# Introduction to Cross-Validation

In this lesson, we will learn about how to evaluate machine learning models more reliably using a technique called cross-validation. This helps us get a better estimate of how well our model is likely to perform on unseen data.

## Why Cross-Validation?

When we test a model using just one train/test split, the results can be misleading if the split was lucky or unlucky. Cross-validation involves multiple splits, which give us a more trustworthy assessment of our model's performance.

### How does it work?

- The data is divided into *K* parts (or folds).
- The model trains on K-1 parts and tests on 1 part.
- This process repeats K times, each time with a different part as the test set.
- The results are then averaged for a more reliable estimate.

![Visual showing 5-fold cross-validation with data split into 5 parts, each serving as test set once while others are training data.

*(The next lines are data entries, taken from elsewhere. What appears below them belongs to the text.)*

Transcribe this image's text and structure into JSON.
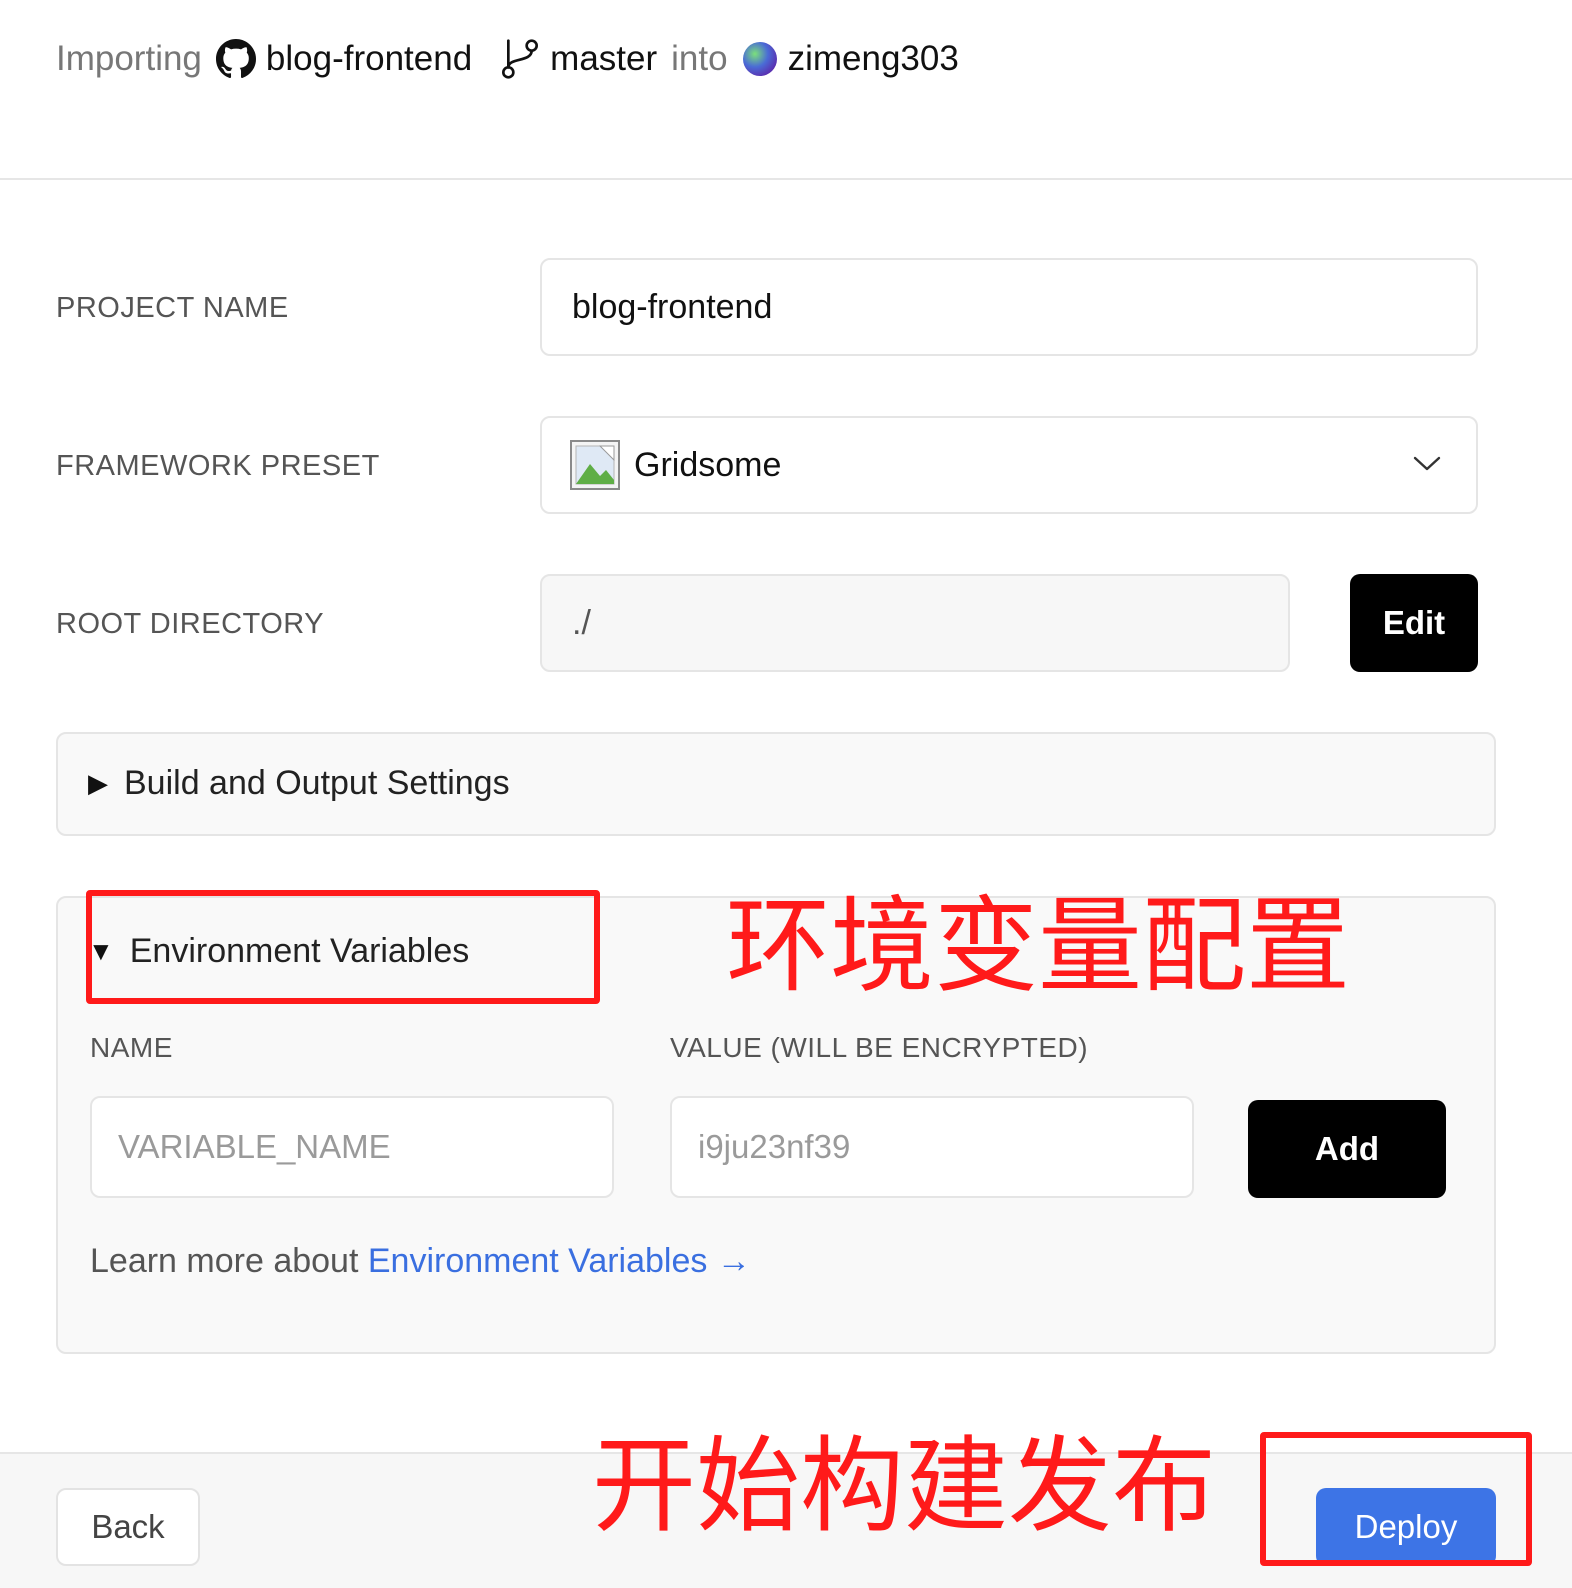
{
  "header": {
    "importing_label": "Importing",
    "repo_name": "blog-frontend",
    "branch_name": "master",
    "into_label": "into",
    "account_name": "zimeng303"
  },
  "form": {
    "project_name": {
      "label": "PROJECT NAME",
      "value": "blog-frontend"
    },
    "framework_preset": {
      "label": "FRAMEWORK PRESET",
      "value": "Gridsome"
    },
    "root_directory": {
      "label": "ROOT DIRECTORY",
      "value": "./",
      "edit_label": "Edit"
    }
  },
  "build_settings": {
    "title": "Build and Output Settings"
  },
  "env": {
    "title": "Environment Variables",
    "name_label": "NAME",
    "value_label": "VALUE (WILL BE ENCRYPTED)",
    "name_placeholder": "VARIABLE_NAME",
    "value_placeholder": "i9ju23nf39",
    "add_label": "Add",
    "learn_prefix": "Learn more about",
    "learn_link": "Environment Variables →"
  },
  "footer": {
    "back_label": "Back",
    "deploy_label": "Deploy"
  },
  "annotations": {
    "env_config": "环境变量配置",
    "start_deploy": "开始构建发布",
    "color": "#ff1a1a"
  },
  "colors": {
    "accent_blue": "#3d74e6",
    "link_blue": "#3a6fe0",
    "primary_black": "#000000"
  },
  "icons": [
    "github-icon",
    "git-branch-icon",
    "avatar-gradient",
    "framework-image-icon",
    "chevron-down-icon",
    "triangle-right-icon",
    "triangle-down-icon"
  ]
}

Size 800x500](images/cross_validation_diagram.png)

### Example: K-Fold Cross-Validation in Python

Let's see how to perform K-Fold cross-validation using scikit-learn.

In [None]:
from sklearn.model_selection import cross_val_score, KFold
from sklearn.neighbors import KNeighborsClassifier
from sklearn.datasets import load_iris

# Load example data
X, y = load_iris(return_X_y=True)

# Initialize the model
knn = KNeighborsClassifier(n_neighbors=3)

In [None]:
# Set up cross-validation with 5 folds, shuffling data for randomness
kfold = KFold(n_splits=5, shuffle=True, random_state=42)

# Perform cross-validation to get accuracy scores
cv_scores = cross_val_score(knn, X, y, cv=kfold, scoring='accuracy')

### Results: Cross-Validation Scores


In [None]:
print("Cross-Validation Scores:")
for i, score in enumerate(cv_scores):
    print(f"Fold {i+1}: {score:.3f}")

print(f"\nMean CV Score: {cv_scores.mean():.3f}")
print(f"Standard Deviation: {cv_scores.std():.3f}")

### Interpretation of Results

The scores across different folds show how consistent your model's performance is. A higher mean score indicates better overall accuracy, and the lower standard deviation indicates more consistency.

## Why Cross-Validation Matters

Getting multiple opinions (tests) on your model's performance is like asking multiple friends for advice before making a decision. This helps ensure your model's evaluation is reliable.

### Question:

If your CV scores vary wildly (e.g., from 0.5 to 0.9), what might that indicate about your model?

*It could suggest that the model is unstable or overfitting. The performance isn't consistent across different data splits.*